Até este domingo (23), o soberbo retorno de Roger Federer ofuscava o bom momento de Rafael Nadal na temporada. Ele já era o segundo melhor tenista do ano com alguma folga, mas a falta de títulos e as três derrotas para o suíço impediam empolgação maior com o tênis do espanhol.

Pronto. O dia de derramar elogios a Nadal chegou. Com a previsível vitória sobre o compatriota Albert Ramos-Vinolas em Monte Carlo (6/1, 6/3 em 76 minutos), o rei do saibro conquistou seu décimo título nesse torneio. Foi a primeira vez que um tenista levantou o mesmo troféu dez vezes na era aberta. De quebra, ele chegou ao 29º título de Masters e ao 70º da carreira.

Nadal terá a chance de triplicar o feito se alcançar a décima conquista em Barcelona e em Roland Garros. Hoje ele tem nove títulos em cada um dos torneios. Além disso, o espanhol tornou-se o grande favorito para a temporada de saibro como um todo.

Federer só deve voltar do período de descanso no Slam francês, e mesmo assim ele ainda não confirmou presença em Paris. Número um do mundo, Andy Murray decepcionou novamente ao cair diante de Ramos-Vinolas. Em que pese a falta de ritmo do britânico e a lentidão da quadra no principado, esperava-se mais.

Novak Djokovic segue como incógnita. O sérvio mostrou evolução e, mais importante no caso dele, atitude positiva em quadra para vencer dois jogos complicados contra Gilles Simon e Pablo Carreño Busta. Depois, perdeu para um David Goffin inspirado. É possível ver o copo meio cheio ou meio vazio antes que os Masters de Madri e Roma iluminem mais as perspectivas para Roland Garros.

Se a campanha de Nadal não chegou a ser brilhante, pelo menos foi segura. O espanhol perdeu set contra Kyle Edmund e poderia ter sido mais exigido por Goffin, que entrou em um buraco para não mais sair após erro grosseiro do árbitro. Contra Alexander Zverev e Vinolas, porém, ele se impôs. Sem contar a primeira rodada, foram apenas 4,5 games perdidos por jogo em média.

Ainda faltam confrontos diretos para a rivalidade do “big four” esquentar. Nadal e Federer não enfrentaram Murray ou Djokovic em 2017. Britânico e sérvio se encontraram só uma vez até agora, em Doha. Esses clássicos, em que o nível técnico cresce e o emocional aflora, podem mudar os rumos da temporada.

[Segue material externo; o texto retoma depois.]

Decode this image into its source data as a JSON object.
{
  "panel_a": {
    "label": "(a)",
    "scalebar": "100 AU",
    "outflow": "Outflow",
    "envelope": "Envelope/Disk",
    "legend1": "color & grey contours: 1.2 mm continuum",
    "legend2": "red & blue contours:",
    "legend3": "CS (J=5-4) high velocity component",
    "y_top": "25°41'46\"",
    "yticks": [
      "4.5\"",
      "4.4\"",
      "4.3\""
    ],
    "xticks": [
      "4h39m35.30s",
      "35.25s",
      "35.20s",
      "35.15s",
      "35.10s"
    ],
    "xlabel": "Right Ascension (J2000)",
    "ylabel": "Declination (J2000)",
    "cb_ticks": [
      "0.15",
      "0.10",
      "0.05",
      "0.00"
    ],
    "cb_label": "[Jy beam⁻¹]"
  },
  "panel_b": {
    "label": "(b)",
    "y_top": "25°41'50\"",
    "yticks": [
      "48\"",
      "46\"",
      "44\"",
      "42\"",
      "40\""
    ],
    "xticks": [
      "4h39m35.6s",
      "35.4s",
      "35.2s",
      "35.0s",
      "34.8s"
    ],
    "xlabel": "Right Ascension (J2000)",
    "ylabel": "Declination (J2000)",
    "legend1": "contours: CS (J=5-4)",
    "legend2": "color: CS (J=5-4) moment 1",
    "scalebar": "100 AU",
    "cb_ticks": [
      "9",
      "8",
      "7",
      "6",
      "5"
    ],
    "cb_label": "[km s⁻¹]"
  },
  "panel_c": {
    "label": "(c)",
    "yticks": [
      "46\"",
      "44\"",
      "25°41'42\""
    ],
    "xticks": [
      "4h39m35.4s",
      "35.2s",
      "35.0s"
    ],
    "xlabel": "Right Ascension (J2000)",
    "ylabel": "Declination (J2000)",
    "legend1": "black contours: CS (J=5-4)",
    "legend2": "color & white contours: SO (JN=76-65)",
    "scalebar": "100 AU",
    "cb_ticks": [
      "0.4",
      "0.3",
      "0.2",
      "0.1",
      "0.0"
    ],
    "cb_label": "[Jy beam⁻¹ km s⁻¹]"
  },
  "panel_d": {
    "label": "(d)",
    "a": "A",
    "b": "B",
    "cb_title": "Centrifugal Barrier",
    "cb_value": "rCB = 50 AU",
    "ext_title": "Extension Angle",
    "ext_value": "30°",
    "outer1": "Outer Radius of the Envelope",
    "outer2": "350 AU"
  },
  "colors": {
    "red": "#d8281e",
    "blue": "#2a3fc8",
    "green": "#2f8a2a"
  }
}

A próxima chance de ver um deles será nesta semana, em Barcelona, onde Murray e Nadal estão inscritos. Fica a torcida para que o saibro proporcione vários duelos entre os melhores do mundo, preferencialmente logo.

RAMOS-VINOLAS

Aos 29 anos, o canhoto espanhol conseguiu em Monte Carlo o melhor resultado da carreira e aparecerá no top 20 pela primeira vez nesta segunda (24) após derrotar Murray, Marin Cilic e Lucas Pouille em sequência. Competente no saibro, mas sem grandes diferenciais, tentou o que podia contra Nadal: começou agressivo e errou demais, depois foi um pouco melhor ao prolongar os pontos. Nada que fosse suficiente.

Espero coisas boas dele e de Carreño Busta, 25, nesta temporada de saibro. Se não formam aquela armada espanhola de outrora, podem surpreender aqui e ali. A conferir.